Surabaya, Kabarterdepan.com – Jagat maya kembali geger setelah potongan video siaran langsung akun Instagram Wali Kota Surabaya, Eri Cahyadi, saat jeda beredar luas. Dalam video tersebut, terdengar percakapan tim media sosial saat live sedang dijeda. Tanpa disadari, suara mereka masih terekam dan terdengar oleh penonton.

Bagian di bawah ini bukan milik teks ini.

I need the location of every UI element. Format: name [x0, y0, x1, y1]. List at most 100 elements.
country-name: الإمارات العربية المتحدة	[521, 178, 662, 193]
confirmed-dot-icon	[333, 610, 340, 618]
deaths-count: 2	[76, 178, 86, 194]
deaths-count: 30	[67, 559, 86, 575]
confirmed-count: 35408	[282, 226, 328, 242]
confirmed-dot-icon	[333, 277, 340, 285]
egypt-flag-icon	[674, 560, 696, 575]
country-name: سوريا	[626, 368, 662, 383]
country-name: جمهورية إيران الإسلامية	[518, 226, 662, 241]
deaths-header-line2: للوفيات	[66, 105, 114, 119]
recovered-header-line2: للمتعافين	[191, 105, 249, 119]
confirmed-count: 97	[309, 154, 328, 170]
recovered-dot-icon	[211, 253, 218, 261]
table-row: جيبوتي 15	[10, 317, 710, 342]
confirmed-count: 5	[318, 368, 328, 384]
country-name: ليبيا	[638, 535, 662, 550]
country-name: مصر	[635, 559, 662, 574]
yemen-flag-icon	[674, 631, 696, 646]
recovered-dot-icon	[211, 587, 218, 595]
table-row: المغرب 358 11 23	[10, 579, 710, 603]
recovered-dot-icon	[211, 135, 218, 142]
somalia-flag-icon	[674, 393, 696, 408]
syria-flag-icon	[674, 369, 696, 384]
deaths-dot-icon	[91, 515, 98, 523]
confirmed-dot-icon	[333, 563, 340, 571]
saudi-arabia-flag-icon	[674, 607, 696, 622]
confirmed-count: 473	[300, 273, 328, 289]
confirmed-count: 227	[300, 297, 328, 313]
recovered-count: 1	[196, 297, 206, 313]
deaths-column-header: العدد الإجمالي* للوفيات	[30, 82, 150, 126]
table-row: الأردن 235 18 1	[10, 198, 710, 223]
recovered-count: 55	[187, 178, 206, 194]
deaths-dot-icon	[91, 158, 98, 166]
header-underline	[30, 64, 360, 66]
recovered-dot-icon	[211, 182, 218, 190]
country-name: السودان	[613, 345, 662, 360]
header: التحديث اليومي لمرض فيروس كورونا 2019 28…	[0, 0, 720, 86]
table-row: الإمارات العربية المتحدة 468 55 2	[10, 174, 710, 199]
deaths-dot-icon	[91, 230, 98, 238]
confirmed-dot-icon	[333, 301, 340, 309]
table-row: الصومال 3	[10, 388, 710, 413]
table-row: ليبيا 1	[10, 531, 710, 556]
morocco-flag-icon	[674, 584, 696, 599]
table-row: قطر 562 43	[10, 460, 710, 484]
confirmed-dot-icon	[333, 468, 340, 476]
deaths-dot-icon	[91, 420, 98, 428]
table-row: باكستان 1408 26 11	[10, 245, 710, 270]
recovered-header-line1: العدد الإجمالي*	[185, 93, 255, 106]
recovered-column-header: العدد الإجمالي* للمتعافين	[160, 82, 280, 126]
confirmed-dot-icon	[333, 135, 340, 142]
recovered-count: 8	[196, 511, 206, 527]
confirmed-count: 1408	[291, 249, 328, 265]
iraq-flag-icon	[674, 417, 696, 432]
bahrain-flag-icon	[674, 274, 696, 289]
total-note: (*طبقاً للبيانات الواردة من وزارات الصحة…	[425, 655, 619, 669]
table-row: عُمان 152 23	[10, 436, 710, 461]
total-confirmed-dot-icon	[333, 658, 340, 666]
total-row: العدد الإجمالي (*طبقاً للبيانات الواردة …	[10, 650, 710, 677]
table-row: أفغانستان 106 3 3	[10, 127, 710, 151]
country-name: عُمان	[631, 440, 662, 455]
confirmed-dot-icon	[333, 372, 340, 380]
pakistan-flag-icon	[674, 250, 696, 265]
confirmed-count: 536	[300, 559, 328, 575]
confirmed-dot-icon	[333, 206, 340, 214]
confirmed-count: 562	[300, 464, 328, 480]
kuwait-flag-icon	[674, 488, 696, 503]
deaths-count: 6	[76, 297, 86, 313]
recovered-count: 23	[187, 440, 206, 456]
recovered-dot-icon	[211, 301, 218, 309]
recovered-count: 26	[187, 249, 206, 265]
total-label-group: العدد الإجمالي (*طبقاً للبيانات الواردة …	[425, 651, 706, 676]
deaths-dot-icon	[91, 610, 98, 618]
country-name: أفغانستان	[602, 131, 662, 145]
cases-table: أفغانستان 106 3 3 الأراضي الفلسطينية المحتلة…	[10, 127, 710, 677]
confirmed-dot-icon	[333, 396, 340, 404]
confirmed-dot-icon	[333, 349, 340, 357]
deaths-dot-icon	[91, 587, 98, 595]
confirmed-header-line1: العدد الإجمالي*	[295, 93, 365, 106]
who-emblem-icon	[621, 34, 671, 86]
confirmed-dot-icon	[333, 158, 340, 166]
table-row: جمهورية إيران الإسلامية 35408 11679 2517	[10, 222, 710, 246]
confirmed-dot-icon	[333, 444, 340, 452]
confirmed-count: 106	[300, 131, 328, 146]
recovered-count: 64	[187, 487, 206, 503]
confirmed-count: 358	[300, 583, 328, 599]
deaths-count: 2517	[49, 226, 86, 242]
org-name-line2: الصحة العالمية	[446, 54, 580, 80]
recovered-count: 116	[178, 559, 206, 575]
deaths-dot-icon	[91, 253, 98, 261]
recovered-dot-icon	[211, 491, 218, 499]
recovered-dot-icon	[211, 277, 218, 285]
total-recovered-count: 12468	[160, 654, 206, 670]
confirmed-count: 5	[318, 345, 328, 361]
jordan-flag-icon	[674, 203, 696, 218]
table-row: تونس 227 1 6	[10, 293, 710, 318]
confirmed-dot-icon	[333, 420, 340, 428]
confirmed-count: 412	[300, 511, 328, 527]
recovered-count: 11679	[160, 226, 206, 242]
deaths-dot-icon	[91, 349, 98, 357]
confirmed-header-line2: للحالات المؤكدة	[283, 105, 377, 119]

“Lek kayak gitu, Mat. Ini kan videone bagus, simpen dulu ae. Nek besok-besok hujan bisa dipakai, epok-epok keliling,” ujar suara perempuan dalam rekaman yang viral di media sosial itu. Suara tersebut diduga berasal dari admin akun yang tengah mengatur siaran. Ia bahkan terdengar memastikan, “Eh iki lek wis ngene, lak gak metu suarane yo?”
Percakapan ringan itu memicu reaksi keras publik. Sebagian warganet menilai ucapan tersebut bisa menimbulkan kesan bahwa kegiatan turun lapangan sang wali kota hanya sekadar bahan konten media sosial.
Admin Minta Maaf dan Mengundurkan Diri
Menanggapi kehebohan ini, admin media sosial yang bersangkutan akhirnya menyampaikan permohonan maaf terbuka melalui akun Instagram pribadinya, @heningdzikrillah. Dalam unggahannya, ia mengaku lalai dan bertanggung jawab penuh atas insiden tersebut.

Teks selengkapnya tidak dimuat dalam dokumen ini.